Potter needed him. What tosh. There were plenty of his old Hogwarts lackeys hanging around - it seemed that despite the events after the war, remarkably few of their year managed to get out of the country (except Pansy, but Draco didn’t like reminding himself that she wasn’t around anymore). To illustrate how little he thought of this notion, Draco sniffed disparagingly and pretended to investigate his cuticles.
It was Potter’s next words that made him freeze.
Draco was used to that sentence. When those laughable Ministry trials rolled out after the war, thugs like Potter and his ilk enjoyed dropping by the Manor unannounced. On Ministry orders, they’d say, chewing Droobles like cows, we’ve to search the premises. Time and again, the same image: Draco and Narcissa, standing stiffly in the entrance hall, angled toward each other; Lucius, nearly comatose in anger, staring in mute fury at the enormous painting of his own father, Abraxas, who peered down his long nose at the half-bloods and muggleborns traipsing across the authentic Persian rug, lugging heirlooms and artefacts, dropping the silver on the flagstones, tripping on the stairs. It was on Ministry orders that had Draco rounded up ever few years and brought into the black tiled interrogation rooms of the Department of Mysteries or even the Auror Office, sitting straight-backed as various Ministry dregs tried to pry non-existent “information” out of him. The first few times he fed the funny stories about Pansy in France; as the years wore on, he allowed silence to descend gravely upon him like a shroud.
Ministry orders. Draco should have that tattooed somewhere. Maybe on his arse.
“How typical of an Auror to resort to threats,” Draco remarked, the words so crisp and icy they snapped on his tongue. “It is indeed reassuring that the DMLE has not changed under your management. How revolutionary of you.”
He turned on his heel and went behind his desk, gathering his traveling cloak and sweeping it around his shoulders in a single motion. Draco’s hands did not tremble on the fastenings. He only felt the cold, dull anger pound in his jugular, his chest. The world was distant. He felt himself slip behind that opaque wall that had protected him in those tender, frightening months of 1998. Staring blankly at walls as Nagini slithered heavily across the floor. The Dark Lord’s patronising laugh. Ministry orders.
Draco pulled out his wand and extinguished the candles, plunging the office into semi-darkness. Twilight pressed against the windows: a sliver of moon was glimpsed behind slow-moving clouds. And below that, curling out of the Forest like tentacles from the deep, the endless fog.
He did not look at Potter. “Follow me.”
The words make Draco bristle, as Harry assumed they would. This isn’t the first time his family has been under Ministry eye like this - it’s not even the first time Harry himself had done the orders. It’s the truth, after all. Hermione had told him to come here herself - and she’s the Minister of Magic. The biggest title there was in this world, from a political stance. Harry might’ve come on his own anyway... but he now could claim Ministry orders without lying.

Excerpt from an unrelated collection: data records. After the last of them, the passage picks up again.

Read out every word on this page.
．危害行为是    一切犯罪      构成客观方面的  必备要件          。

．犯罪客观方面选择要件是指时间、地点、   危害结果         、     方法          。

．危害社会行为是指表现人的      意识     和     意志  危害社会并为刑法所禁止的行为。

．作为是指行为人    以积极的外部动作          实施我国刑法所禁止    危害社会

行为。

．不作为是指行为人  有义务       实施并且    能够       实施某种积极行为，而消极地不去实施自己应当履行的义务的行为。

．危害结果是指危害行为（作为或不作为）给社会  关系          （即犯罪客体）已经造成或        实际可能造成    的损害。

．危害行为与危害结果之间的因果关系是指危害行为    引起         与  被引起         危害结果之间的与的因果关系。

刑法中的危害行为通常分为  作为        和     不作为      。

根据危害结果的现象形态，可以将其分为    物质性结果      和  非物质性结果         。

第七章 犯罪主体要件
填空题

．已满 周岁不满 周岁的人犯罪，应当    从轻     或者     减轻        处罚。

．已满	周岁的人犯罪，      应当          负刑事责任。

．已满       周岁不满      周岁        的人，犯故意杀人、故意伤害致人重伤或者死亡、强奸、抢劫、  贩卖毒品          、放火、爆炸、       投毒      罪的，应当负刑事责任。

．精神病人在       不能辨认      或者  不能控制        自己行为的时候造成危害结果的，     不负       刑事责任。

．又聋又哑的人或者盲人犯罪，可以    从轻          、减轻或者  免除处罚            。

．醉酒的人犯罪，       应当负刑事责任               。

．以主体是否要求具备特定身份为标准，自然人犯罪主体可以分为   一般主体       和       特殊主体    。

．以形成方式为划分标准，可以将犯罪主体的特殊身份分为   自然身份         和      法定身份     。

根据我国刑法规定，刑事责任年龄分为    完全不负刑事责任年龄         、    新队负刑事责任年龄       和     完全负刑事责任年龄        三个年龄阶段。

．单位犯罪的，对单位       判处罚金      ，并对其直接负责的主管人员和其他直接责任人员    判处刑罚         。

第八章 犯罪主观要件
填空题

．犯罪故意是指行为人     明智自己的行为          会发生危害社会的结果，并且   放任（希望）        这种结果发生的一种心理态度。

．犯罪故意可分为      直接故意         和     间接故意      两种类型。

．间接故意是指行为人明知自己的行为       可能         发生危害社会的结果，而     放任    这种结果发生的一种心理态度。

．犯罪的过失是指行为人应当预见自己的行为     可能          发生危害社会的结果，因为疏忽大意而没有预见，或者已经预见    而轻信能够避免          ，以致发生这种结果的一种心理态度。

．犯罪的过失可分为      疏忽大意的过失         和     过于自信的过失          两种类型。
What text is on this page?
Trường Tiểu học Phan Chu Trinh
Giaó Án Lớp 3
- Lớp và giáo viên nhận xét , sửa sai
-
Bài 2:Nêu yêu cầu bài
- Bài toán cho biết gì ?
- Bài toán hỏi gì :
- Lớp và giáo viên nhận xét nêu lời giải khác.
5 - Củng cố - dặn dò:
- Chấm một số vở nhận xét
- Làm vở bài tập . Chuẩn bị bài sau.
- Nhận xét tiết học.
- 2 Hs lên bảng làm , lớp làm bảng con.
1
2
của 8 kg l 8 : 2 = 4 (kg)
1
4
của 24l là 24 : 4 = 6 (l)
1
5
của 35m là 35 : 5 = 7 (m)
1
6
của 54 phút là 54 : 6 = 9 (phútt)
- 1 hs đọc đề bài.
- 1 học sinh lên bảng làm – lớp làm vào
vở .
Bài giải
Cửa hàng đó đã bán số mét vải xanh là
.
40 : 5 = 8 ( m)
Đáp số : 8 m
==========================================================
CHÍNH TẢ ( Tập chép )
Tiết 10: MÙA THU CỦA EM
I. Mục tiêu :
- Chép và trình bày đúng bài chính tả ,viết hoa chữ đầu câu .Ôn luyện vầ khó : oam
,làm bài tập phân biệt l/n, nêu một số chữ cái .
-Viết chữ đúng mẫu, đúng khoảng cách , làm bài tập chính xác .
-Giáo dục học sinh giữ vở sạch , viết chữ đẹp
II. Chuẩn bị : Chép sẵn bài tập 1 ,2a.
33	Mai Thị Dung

Malfoy, however, doesn’t seem thrilled with the notion. No surprise there. He’s icy in his reply, which might’ve phased Harry a long time ago. Caused anger to rise in him because this is Draco Malfoy. Now, however, he hardly blinks. Most people aren’t exactly nice to Aurors whenever they come around questioning - Harry’s grown used to the tone Draco’s using with him. Not to mention, despite everything, Malfoy has kept out of the public eye for years. There have been such few call-ins about dark magic or suspicious activity surrounding Malfoy Manor lately that Harry is hardly worried about the former Death Eater.
He’s got bigger dark wizards to chase.
“It’s not a threat when it’s the truth,” Harry tells Draco breezily. In fact, Harry does want Draco, specifically. If there are dark magic remnants down by the forest, Harry needs someone who wouldn’t go running scared.
For a moment, Harry thinks that maybe Draco is denying him and that this will be harder than it seemed. However, the other man just grabs his cloak and Harry does what’s asked of him - he follows. One step behind Draco, though nearly next to him, they walk in near silence. Very few students are out this late - one of the reasons Harry had chosen this time - but the couple that notice him stare. At the scar - or the Auror robes - Harry isn’t sure. They might not even know who he is. It’s better that way, in fact. A world where the war is so far away from the world that these children weren’t even born yet. If he weren’t working, Harry might’ve smiled at the thought.
When he and Draco reach the Entrance Hall, Harry gives the other a glance. “What do you know about the fog?” he asks him. “Is it littered with magic? Dark?